Мой родитель пел тихим, слабым голосом, но люди наверху так отвечали ему, что горы дрожали. К тому же, пошел дождь крупными каплями, блистала молния, гремел гром.
Чака слушал, слезы текли по его щекам. Дождь хлестал все сильнее, окутывая людей, как сетью, а люди все кричали, заглушая непогоду. Вдруг они замолчали. Я посмотрел вправо. Там развевались перья над головами воинов, вооруженных копьями. Я посмотрел влево — и там развевались перья, блистали копья.
Опять толпа издала вопль, но уже вопль ужаса и отчаяния.
— Вот они когда горюют, — сказал Чака, — вот, когда племя твое искренне тоскует.
Ряды его воинов колыхнулись, как волны, в одну сторону, в другую и, подгоняемые копьями, мои соплеменники с ужасными криками стали падать на дно пропасти, вниз, в мрачную глубину…
Отец мой, прости мне слезы. Я слеп, стар.
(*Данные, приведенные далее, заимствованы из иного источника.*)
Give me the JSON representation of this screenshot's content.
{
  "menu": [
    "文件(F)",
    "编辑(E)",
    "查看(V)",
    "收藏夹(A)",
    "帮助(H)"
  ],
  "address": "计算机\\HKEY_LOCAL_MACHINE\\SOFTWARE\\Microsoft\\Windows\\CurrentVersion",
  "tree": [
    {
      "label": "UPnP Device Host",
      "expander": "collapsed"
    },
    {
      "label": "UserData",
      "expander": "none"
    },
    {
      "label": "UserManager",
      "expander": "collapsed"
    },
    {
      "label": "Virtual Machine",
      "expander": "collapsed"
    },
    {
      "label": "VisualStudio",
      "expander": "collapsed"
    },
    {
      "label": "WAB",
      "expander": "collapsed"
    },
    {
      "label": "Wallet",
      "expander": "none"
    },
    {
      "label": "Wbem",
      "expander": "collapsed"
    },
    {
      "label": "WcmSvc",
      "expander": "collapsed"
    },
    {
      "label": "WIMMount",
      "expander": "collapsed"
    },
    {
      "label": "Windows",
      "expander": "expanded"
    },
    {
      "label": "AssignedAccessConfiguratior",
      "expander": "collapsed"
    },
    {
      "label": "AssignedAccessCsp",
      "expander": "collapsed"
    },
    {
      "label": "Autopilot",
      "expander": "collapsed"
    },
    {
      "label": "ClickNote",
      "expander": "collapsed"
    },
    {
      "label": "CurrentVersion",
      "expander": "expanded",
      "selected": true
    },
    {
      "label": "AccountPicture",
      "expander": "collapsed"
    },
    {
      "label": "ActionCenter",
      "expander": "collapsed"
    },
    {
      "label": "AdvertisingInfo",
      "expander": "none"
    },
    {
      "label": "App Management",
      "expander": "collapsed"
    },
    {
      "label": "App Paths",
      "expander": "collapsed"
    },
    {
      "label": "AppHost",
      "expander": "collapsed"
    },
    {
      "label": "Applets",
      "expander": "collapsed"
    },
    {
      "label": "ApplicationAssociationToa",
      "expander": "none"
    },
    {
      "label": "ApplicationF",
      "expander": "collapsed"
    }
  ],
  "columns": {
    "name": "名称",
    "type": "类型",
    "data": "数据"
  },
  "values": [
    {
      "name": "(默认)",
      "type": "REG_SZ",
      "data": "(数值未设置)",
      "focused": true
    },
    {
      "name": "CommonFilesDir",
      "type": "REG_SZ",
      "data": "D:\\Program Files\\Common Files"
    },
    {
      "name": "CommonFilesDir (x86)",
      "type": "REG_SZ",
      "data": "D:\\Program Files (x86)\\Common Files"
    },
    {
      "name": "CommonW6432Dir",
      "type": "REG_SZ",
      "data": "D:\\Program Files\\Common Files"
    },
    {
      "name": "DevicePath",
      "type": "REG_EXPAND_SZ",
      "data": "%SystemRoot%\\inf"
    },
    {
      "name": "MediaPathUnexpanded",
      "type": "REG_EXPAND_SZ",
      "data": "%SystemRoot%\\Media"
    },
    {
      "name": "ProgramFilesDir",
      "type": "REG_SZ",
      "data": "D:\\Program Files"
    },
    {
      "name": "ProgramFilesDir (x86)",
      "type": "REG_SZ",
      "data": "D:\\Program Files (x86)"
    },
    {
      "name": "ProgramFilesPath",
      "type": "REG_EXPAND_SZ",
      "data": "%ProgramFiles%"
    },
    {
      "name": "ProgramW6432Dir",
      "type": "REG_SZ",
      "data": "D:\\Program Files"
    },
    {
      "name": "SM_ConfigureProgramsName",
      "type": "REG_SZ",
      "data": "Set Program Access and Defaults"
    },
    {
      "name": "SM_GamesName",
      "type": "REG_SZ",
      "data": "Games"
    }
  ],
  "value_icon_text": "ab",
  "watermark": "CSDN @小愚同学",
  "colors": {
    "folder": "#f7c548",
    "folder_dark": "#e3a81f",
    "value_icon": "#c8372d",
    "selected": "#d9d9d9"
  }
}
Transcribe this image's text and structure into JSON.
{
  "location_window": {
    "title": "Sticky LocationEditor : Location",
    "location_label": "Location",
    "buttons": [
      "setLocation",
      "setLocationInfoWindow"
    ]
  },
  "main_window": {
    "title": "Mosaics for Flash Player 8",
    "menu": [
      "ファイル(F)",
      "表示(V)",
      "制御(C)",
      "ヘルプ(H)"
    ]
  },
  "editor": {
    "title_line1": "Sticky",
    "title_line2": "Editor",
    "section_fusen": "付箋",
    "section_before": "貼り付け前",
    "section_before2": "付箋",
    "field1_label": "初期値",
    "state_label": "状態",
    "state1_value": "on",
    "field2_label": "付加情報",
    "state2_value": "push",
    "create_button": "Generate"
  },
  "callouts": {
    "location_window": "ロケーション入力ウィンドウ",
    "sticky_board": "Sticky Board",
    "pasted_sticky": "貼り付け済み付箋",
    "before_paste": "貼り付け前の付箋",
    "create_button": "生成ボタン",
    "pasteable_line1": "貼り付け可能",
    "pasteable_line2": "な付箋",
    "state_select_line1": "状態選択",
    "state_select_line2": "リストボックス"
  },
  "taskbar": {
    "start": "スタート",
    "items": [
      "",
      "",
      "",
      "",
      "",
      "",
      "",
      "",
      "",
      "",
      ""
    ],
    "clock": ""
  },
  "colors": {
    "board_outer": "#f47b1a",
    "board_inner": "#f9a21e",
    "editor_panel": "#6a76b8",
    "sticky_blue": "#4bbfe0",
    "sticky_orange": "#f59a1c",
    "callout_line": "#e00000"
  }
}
Я плачу, как плачут дети. Всего не перескажешь. Все кончилось скоро, все стихло…
Так погиб Македам, погребенный под телами своих соплеменников, так кончилось племя лангени. Сон моей матери оказался вещим: Чака отомстил за отказ ему в кружке молока.
— Ты проиграл, Мопо! — сказал немного погодя царь. — Мы до краев наполнили наш склад, но смотри, тут есть еще место. Разве некому занять его?
— Есть еще человек, о царь! — отвечал я. — Я тоже из племени лангени, пусть мой труп ляжет здесь!
— Нет, Мопо, нет! Я не нарушу обета, да и кто останется горевать со мной?
— В таком случае никого нет!
— Да нет же, есть, — сказал Чака, — есть у нас с тобой общая сестра, да вот она идет!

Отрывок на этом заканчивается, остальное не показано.